The Atlanta Fed’s GDPNow shows Q3 growth at 2.50% and the NY Fed’s Nowcast has growth at 1.53%. The Nowcast, which also is currently forecasting Q4, has growth improving to 2.45%.


Week Ending 9/29/2017


  • US equities improve by 0.90% led by small caps.
  • A strong September.
  • Proposed tax reform helps move markets higher.
  • Yellen comments on interest rates.


US equities improved by 0.90%, helped by a surge in small-caps, +2.7% on the week. International equities fell by 0.20%. Bonds fell another 0.16% on slightly higher interest rates, the dollar was up by 0.90% and crude was up 1.99%.

September turned out to be a strong month. The Dow was up 2.08% while the average for September has been a 1.09% loss, according to the Bespoke Investment Group. But small-caps were the story in September, the Russell 2000 was up 6.09%, helped by a stronger dollar and the possibility of tax reform (see below). Financials also were strong, the KBE was up 9.08% and energy advanced by 8.75% (XLF). In fact, September looked a lot like the post-election rally.

For the first 9 months of the year, US equities are up about 14%, international equities by 21% and bonds by 3%.

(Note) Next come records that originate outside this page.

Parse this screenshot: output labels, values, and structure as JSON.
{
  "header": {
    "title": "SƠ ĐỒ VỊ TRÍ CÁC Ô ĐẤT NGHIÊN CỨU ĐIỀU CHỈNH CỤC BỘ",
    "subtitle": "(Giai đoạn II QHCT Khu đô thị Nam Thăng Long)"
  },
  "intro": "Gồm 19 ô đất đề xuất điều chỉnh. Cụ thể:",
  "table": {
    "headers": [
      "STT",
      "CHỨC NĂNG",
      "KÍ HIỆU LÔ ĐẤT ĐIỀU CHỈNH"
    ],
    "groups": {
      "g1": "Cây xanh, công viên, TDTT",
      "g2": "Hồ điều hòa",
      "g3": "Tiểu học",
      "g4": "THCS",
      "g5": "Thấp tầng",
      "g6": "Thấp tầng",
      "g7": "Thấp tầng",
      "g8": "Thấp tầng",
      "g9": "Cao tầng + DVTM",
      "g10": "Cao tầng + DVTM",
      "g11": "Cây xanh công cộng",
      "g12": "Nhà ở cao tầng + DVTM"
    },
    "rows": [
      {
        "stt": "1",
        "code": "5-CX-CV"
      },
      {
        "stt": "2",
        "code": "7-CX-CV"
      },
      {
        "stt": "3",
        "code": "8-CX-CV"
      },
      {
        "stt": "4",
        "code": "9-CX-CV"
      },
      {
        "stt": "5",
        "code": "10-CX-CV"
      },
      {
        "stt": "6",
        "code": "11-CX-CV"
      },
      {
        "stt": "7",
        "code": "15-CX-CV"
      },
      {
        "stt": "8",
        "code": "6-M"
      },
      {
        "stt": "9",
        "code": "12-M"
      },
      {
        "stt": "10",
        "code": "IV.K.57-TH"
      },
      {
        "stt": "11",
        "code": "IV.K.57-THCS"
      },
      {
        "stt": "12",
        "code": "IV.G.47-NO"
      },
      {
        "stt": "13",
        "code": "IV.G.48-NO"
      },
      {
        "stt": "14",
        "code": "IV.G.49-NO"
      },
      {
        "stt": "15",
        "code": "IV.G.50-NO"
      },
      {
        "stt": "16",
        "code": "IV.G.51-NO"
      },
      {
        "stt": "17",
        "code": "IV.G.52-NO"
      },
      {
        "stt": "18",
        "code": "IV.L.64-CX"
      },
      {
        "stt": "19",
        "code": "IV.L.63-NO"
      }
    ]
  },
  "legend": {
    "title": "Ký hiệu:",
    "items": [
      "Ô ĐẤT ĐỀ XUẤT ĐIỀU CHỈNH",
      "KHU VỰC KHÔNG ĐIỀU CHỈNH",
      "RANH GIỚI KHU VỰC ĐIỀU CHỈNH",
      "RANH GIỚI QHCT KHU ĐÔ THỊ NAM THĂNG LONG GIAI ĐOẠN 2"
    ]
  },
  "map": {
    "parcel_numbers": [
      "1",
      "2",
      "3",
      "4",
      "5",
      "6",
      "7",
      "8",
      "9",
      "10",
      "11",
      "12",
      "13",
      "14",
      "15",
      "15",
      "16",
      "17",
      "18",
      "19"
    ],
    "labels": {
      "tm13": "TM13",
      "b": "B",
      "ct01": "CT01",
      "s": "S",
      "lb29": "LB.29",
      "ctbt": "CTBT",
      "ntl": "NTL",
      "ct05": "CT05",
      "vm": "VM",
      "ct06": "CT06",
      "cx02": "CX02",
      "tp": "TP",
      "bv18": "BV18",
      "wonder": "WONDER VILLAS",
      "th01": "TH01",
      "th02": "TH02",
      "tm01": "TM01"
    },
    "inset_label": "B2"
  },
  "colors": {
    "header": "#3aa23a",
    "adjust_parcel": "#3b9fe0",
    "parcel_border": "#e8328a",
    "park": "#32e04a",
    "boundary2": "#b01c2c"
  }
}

Markets advanced on excitement over tax reform, whether the proposal ever makes it into law is another matter.

On the individual side, there would now be three brackets instead of seven, the highest rate would fall from 39.6% to 35%, business income would “pass through” at a 25% rate, the estate tax would be eliminated, and the deduction for state and local taxes would be taken away.

An obvious problem is that everyone will now try to move individual income to “pass-through” entities (LLCs and Sub-S corporations) in order to take advantage of the lower 25% rate for high-income earners.  If the idea is to simplify the tax code, this provision does the opposite.

And taking away the deduction for state and local taxes would likely doom this tax bill, in its current form, from ever being passed. There would be too much opposition to that, even though it makes sense from a simplification standpoint.

For corporations, the maximum tax rate would fall to 20% from 35%. But companies would now be taxed on international profits. Overall, it is estimated that this would add about $10 to S&P 500 earnings. It would also help small companies, even more, thus the big rally in small-caps.

The third tier to the tax plan would be the repatriation of US profits currently being held overseas at a reduced rate.


Federal Reserve Chairwoman Janet Yellen said if the Fed determines that there are long-term changes in the trajectory of inflation that it could slow down the pace of interest rate increases. Inflation has been coming in lower than the Fed’s 2% target this year, leading some economists to want to keep interest rates lower for longer,  but that also could lead to financial bubbles that would present bigger problems later.

Under the current scenario, the Fed will probably continue on the path of gradual rate hikes. The market is now expecting a December rate hike.